POV: A Civil War soldier’s story

Leonard Lasher’s grave is located in the Elmwood Cemetery in Selkirk.

Leonard Lasher’s grave is located in the Elmwood Cemetery in Selkirk.

The 43rd New York served in the Union Army of the Potomac and was composed primarily of Albany County men – although there were two companies formed in New York City and two others in other New York State counties. The Regiment fought in some of the Civil War’s bloodiest battles, but was only lightly engaged in the three-day fight at Gettysburg, where it lost one officer and three men. During its service, the 43rd lost a total of 15 officers and 229 enlisted men.

Corporal Lasher was wounded during the Second Battle of Fredericksburg in May 1863, but the Albany newspapers reported that his wounds were slight; one paper reported him as wounded in the “arm, not seriously,” and another reported wounds to the “head and arm.” Most of these newspaper accounts were based on letters that were sent home by officers and men serving with the Regiment in the field, and the specific details were not always accurate.

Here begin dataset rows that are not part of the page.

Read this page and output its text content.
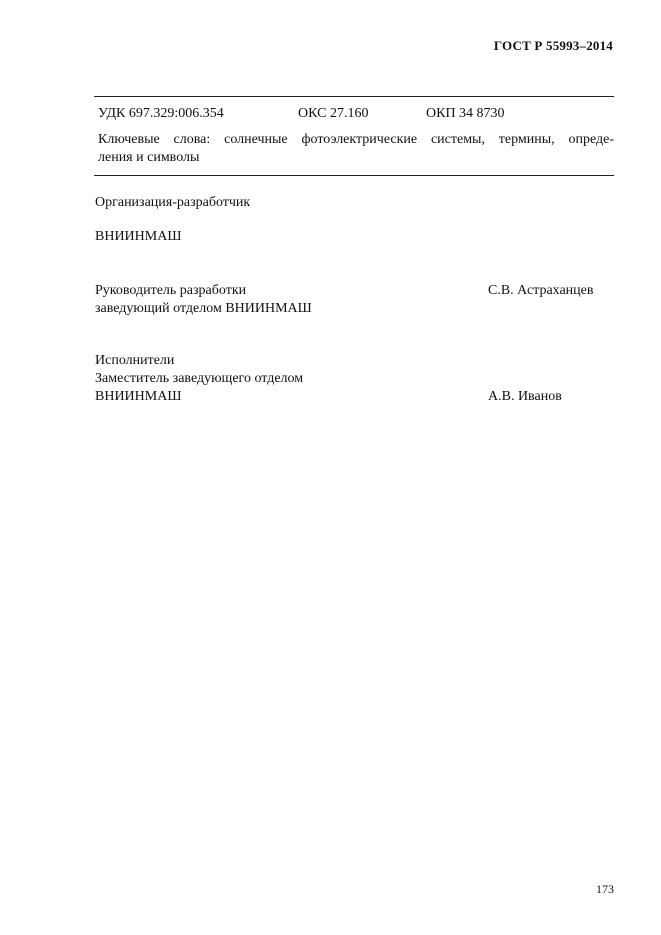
ГОСТ Р 55993–2014
УДК 697.329:006.354	ОКС 27.160	ОКП 34 8730
Ключевые слова: солнечные фотоэлектрические системы, термины, опреде-
ления и символы
Организация-разработчик
ВНИИНМАШ
Руководитель разработки
заведующий отделом ВНИИНМАШ
С.В. Астраханцев
Исполнители
Заместитель заведующего отделом
ВНИИНМАШ	А.В. Иванов
173
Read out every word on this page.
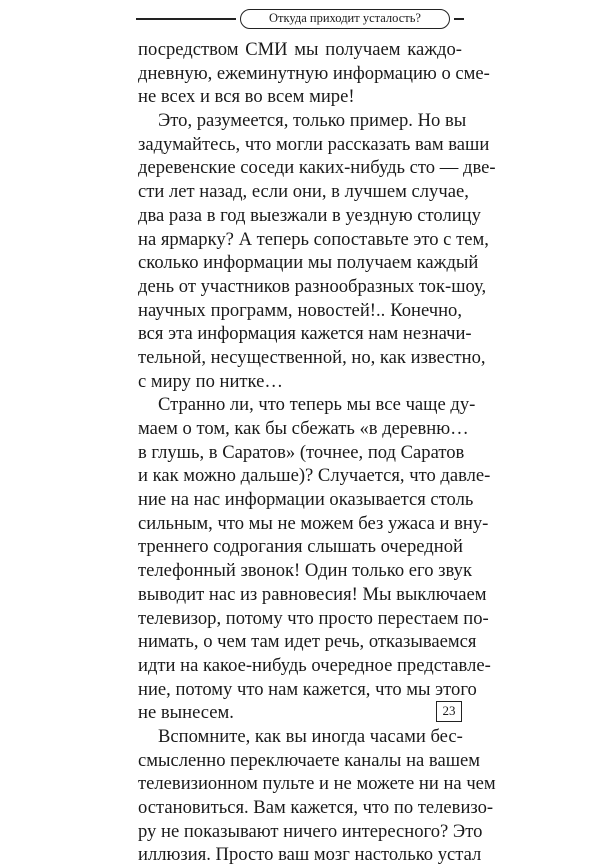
Откуда приходит усталость?
посредством СМИ мы получаем каждо-
дневную, ежеминутную информацию о сме-
не всех и вся во всем мире!
Это, разумеется, только пример. Но вы
задумайтесь, что могли рассказать вам ваши
деревенские соседи каких-нибудь сто — две-
сти лет назад, если они, в лучшем случае,
два раза в год выезжали в уездную столицу
на ярмарку? А теперь сопоставьте это с тем,
сколько информации мы получаем каждый
день от участников разнообразных ток-шоу,
научных программ, новостей!.. Конечно,
вся эта информация кажется нам незначи-
тельной, несущественной, но, как известно,
с миру по нитке…
Странно ли, что теперь мы все чаще ду-
маем о том, как бы сбежать «в деревню…
в глушь, в Саратов» (точнее, под Саратов
и как можно дальше)? Случается, что давле-
ние на нас информации оказывается столь
сильным, что мы не можем без ужаса и вну-
треннего содрогания слышать очередной
телефонный звонок! Один только его звук
выводит нас из равновесия! Мы выключаем
телевизор, потому что просто перестаем по-
нимать, о чем там идет речь, отказываемся
идти на какое-нибудь очередное представле-
ние, потому что нам кажется, что мы этого
не вынесем.
Вспомните, как вы иногда часами бес-
смысленно переключаете каналы на вашем
телевизионном пульте и не можете ни на чем
остановиться. Вам кажется, что по телевизо-
ру не показывают ничего интересного? Это
иллюзия. Просто ваш мозг настолько устал
23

Captain David H. Burhans, another Bethlehem resident who served in the 43rd Infantry, wrote in a letter to his brother after the Salem Church battle in May 1863 that “Corporal Lasher has a slight wound in the arm [and that] no Bethlehem boys [were] hurt in the fight that I know of, excepting Corporal Lasher.” Burhans would later be killed in action at Spotsylvania, Virginia on May 10, 1864.

After the Union army’s hard fought campaigns in the summer of 1864, Lasher was finally promoted to Sergeant in November. He had been given an officer’s commission to the rank of Second Lieutenant in June 1864, but was never formally mustered into the position. In a statement provided to the Bethlehem town clerk long after the war, Lasher indicated that he had “served thro’ all of the campaigns of the Regt. [and had] been promoted 2d Leut. and then 1st Leut.”

Lasher returned to Bethlehem after the war and was engaged in farming. He married the former Mariah L. Kimmey and received a federal invalid pension in 1890. When he died in 1914, his wife was awarded a widow’s pension. The couple is buried in the Elmwood Cemetery in Selkirk in a lot that features an impressive stone obelisk. His gravestone notes his service with the 43rd New York Infantry.